To select Track mode, tap up on the driving-mode switch until the digital instrument panel displays a large, horizontal tachometer. A stability-control light illuminates to indicate that it is more permissive. Traction control can be turned off separately or left on; leaving it on doesn’t seem to get in the way of a good corner exit, so why not save yourself some money on tires?

The first thing you’ll notice is 5.0-liter’s surge of torque that transitions to strong, steady power as you rip through the gears. The manual’s no-lift-shift feature makes easy work of rapid-fire upshifts on a long straight, and the rev-match feature works perfectly as you ratchet back down into the braking zone.

Turn in and you’ll notice the improved feel and precision of the Mach 1’s steering compared to the Mustang GT’s, courtesy of the stiffer intermediate shaft in the steering column and re-tuned electric power steering. You may even find you don’t need to turn the wheel all that much as the Mach 1 rotates gracefully as you lift off the gas or trail off the six-piston Brembo calipers gripping Handling Package’s the 15.0-inch front rotors.

As you begin to send power to the Handling Package’s sticky Michelin Pilot Sport Cup 2 rubber transplanted from the Shelby GT350R, the attitude initially tends toward understeer rather than oversteer, something that the GT350R didn’t do. According to the Mach 1’s chief engineer Carl Widmann, that trait is due to a combination of the integral link rear suspension design and bushing compliance within the suspension, which cause the Mach 1 to dynamically toe-in the rear wheels when acceleration compresses the rear suspension. This gives the Mach 1 a stable feel, but also means you’ll want to adjust your line slightly to plan for that initial understeer.

With the Handling Package, the Mach 1 is a largely neutral, easy-to-drive, very fast track car. Even running nearly non-stop for more than two hours, issues with brake fade or engine and transmission overheating were non-existent. All Mach 1s come with additional underbody ducting to cool the brakes, engine- and transmission-cooling upgrades, and a rear-axle cooler borrowed from the GT500.

For those who pride themselves on the multi-tasking macarena of three-pedal track driving, the 10-speed automatic isn’t as engaging, and it lacks the manual’s Torsen limited-slip differential, but it’s at least as fast, and it lets you focus more of your effort and attention on actually nailing the lap. The paddle-shifters are a handy feature, but not necessary, even for track use; the automatic’s algorithm is smart enough to call up the right gears for corners and hold them.
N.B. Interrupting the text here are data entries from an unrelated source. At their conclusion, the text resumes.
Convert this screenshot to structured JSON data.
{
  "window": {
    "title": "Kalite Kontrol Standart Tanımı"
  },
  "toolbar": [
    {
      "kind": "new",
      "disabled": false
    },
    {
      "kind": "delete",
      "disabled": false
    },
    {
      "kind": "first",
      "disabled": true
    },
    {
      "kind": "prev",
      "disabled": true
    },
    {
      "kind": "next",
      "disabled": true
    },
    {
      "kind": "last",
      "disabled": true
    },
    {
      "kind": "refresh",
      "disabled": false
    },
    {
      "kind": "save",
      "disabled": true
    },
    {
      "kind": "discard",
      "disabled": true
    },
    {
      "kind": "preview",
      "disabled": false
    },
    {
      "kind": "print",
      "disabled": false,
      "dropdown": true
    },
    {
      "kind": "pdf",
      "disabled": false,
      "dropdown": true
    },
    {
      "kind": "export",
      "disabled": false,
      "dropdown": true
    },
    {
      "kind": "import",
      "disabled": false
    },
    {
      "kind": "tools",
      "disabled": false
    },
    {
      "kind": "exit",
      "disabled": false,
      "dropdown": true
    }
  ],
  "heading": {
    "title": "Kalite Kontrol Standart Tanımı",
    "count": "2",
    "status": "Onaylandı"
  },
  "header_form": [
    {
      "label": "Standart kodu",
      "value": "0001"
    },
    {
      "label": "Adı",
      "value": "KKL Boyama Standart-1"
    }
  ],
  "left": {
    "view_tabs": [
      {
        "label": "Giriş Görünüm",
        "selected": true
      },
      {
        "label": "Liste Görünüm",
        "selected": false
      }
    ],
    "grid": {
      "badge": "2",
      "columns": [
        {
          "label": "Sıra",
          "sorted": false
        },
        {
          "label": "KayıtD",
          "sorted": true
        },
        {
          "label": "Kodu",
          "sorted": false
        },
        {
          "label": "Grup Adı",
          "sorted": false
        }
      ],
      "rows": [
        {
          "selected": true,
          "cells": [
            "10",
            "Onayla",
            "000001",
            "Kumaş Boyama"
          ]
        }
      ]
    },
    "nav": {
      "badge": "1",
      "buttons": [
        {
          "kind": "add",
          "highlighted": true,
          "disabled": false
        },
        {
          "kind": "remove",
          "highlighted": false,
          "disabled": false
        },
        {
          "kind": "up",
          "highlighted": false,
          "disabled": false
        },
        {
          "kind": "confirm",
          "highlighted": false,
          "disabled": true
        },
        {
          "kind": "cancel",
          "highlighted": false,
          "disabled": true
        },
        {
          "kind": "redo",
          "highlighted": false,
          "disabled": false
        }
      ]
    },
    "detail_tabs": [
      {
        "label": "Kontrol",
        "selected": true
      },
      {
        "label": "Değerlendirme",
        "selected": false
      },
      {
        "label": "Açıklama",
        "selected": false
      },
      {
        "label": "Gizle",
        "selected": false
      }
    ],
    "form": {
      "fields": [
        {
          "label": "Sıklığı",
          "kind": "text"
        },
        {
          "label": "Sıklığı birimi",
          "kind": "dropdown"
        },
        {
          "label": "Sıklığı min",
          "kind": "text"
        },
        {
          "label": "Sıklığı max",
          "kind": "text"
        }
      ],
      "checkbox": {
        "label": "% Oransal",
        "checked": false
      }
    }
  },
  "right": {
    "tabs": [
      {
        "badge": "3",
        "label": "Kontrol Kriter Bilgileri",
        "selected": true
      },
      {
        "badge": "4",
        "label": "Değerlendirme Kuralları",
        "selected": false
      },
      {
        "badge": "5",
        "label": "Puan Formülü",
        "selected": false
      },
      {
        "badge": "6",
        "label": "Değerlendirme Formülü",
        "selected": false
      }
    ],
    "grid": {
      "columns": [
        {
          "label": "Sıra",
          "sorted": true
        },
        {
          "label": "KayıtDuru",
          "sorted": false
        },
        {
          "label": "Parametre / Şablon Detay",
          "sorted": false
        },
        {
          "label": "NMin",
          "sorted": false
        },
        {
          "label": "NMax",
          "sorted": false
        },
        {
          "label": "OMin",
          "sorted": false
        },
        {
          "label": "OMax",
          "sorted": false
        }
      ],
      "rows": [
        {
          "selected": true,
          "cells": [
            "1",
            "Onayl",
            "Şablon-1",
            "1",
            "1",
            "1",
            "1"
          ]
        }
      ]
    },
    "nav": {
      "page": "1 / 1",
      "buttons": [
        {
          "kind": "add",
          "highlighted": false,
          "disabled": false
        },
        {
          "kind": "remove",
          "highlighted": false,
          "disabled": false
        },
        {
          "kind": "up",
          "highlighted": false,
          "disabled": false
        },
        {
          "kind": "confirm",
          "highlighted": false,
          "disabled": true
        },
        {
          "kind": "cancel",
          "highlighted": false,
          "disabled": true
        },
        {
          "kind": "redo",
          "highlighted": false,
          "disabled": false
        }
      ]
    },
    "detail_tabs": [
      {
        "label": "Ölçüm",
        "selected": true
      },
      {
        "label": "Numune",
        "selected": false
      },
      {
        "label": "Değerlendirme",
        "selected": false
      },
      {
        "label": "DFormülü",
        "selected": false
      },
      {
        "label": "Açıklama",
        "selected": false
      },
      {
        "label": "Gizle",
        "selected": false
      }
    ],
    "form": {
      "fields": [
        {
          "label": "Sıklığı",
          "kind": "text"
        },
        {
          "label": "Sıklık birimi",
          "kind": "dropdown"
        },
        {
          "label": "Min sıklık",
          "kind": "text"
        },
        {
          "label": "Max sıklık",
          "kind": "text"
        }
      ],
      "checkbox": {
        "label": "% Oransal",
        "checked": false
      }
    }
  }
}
Ford offered the non-Handling Package cars for street use. On the road, the base car’s handling traits aren’t palpably different from the Handling Package car, aside from slightly lower overall grip levels offered by the narrower Michelin Pilot Sport 4S tires. Still, the limits are very high, it’s quick off the line, confident when cornering, and makes easy work of high-speed cruising.

Opting for the Handling Package adds $3500 the Mach 1’s $53,915 base price, or $11,840 more than the cheapest way to spec last year’s PP2 . Not exactly inexpensive, but it may strike just the right choice for those who missed out on the Bullitt and GT350 and are looking for a car that will let them hone their track skills without building a new wing onto the garage or taking out a second mortgage. And it does look pretty cool, too.